The EY Item Club forecast for financial services predicts it will increase by 3.1%, after a rise of just 0.8% in 2013.
It said consumers were now a better bet for banks to lend to after four years of falling credit availability. Household debt-to-income ratios have fallen and write-offs on consumer lending are forecast to drop.
The report said: "The pace of growth should increase as households become more confident about their employment and financial situation."
Andrew Goodwin, senior economic advisor to the EY Item Club, said: "2014 will hopefully be the turning point for many UK households' access to credit.
"Last year we saw growth in credit card lending and demand for car finance recovering strongly, but other forms of unsecured credit either fell or remained stagnant.
"This year we expect growth across the board - as well as a swell in consumer demand for credit cards, we expect stronger demand for big-ticket purchases, driving retail finance and personal loans, which will be good news for banks."
The report also said mortgage lending would grow strongly over the 2014-17, well ahead of continental Europe.

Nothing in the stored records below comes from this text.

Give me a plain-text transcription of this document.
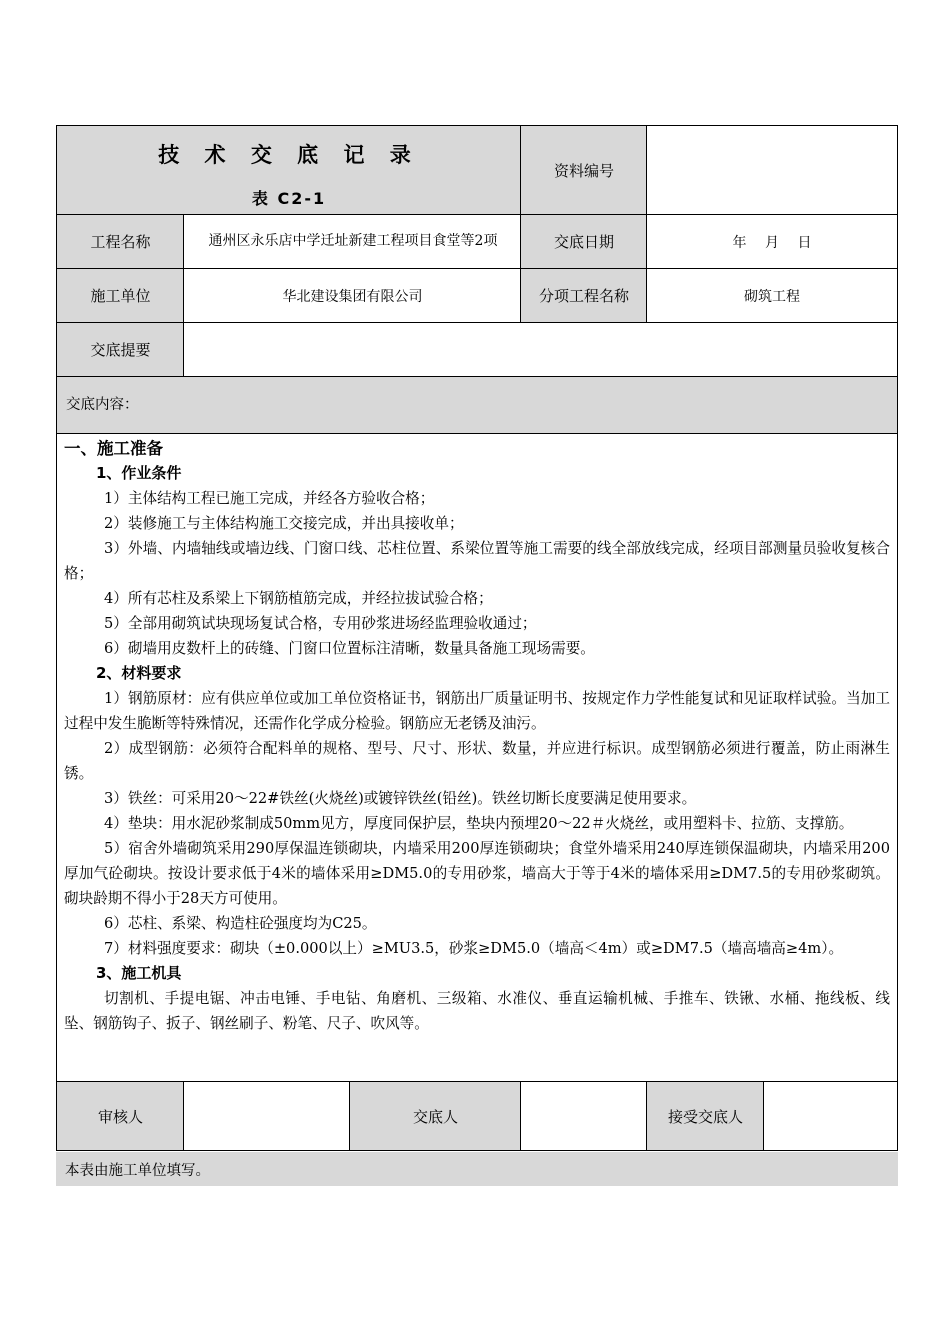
技 术 交 底 记 录
表 C2-1
资料编号
工程名称	通州区永乐店中学迁址新建工程项目食堂等2项	交底日期	年　 月　 日
施工单位	华北建设集团有限公司	分项工程名称	砌筑工程
交底提要
交底内容：
一、施工准备
1、作业条件
1）主体结构工程已施工完成，并经各方验收合格；
2）装修施工与主体结构施工交接完成，并出具接收单；
3）外墙、内墙轴线或墙边线、门窗口线、芯柱位置、系梁位置等施工需要的线全部放线完成，经项目部测量员验收复核合格；
4）所有芯柱及系梁上下钢筋植筋完成，并经拉拔试验合格；
5）全部用砌筑试块现场复试合格，专用砂浆进场经监理验收通过；
6）砌墙用皮数杆上的砖缝、门窗口位置标注清晰，数量具备施工现场需要。
2、材料要求
1）钢筋原材：应有供应单位或加工单位资格证书，钢筋出厂质量证明书、按规定作力学性能复试和见证取样试验。当加工过程中发生脆断等特殊情况，还需作化学成分检验。钢筋应无老锈及油污。
2）成型钢筋：必须符合配料单的规格、型号、尺寸、形状、数量，并应进行标识。成型钢筋必须进行覆盖，防止雨淋生锈。
3）铁丝：可采用20～22#铁丝(火烧丝)或镀锌铁丝(铅丝)。铁丝切断长度要满足使用要求。
4）垫块：用水泥砂浆制成50mm见方，厚度同保护层，垫块内预埋20～22＃火烧丝，或用塑料卡、拉筋、支撑筋。
5）宿舍外墙砌筑采用290厚保温连锁砌块，内墙采用200厚连锁砌块；食堂外墙采用240厚连锁保温砌块，内墙采用200厚加气砼砌块。按设计要求低于4米的墙体采用≥DM5.0的专用砂浆，墙高大于等于4米的墙体采用≥DM7.5的专用砂浆砌筑。砌块龄期不得小于28天方可使用。
6）芯柱、系梁、构造柱砼强度均为C25。
7）材料强度要求：砌块（±0.000以上）≥MU3.5，砂浆≥DM5.0（墙高＜4m）或≥DM7.5（墙高墙高≥4m）。
3、施工机具
切割机、手提电锯、冲击电锤、手电钻、角磨机、三级箱、水准仪、垂直运输机械、手推车、铁锹、水桶、拖线板、线坠、钢筋钩子、扳子、钢丝刷子、粉笔、尺子、吹风等。
审核人	交底人	接受交底人
本表由施工单位填写。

Meanwhile, the climate for businesses starved of credit is expected to improve, with a £10 billion increase in lending and accelerating growth in later years - but this comes after a £20 billion fall last year, according to the report.
Mr Goodwin said: "A £10 billion increase in business lending is a very respectable start to what we believe will be ongoing growth for the next few years.
"However, while this is good news for those businesses who have been starved of finance, it must be seen for what it is, which is just half of the fall that was experienced in 2013.
"All the same, this should not take away from what is a positive step towards more 'normal' lending levels after five years of stagnant and falling lending figures."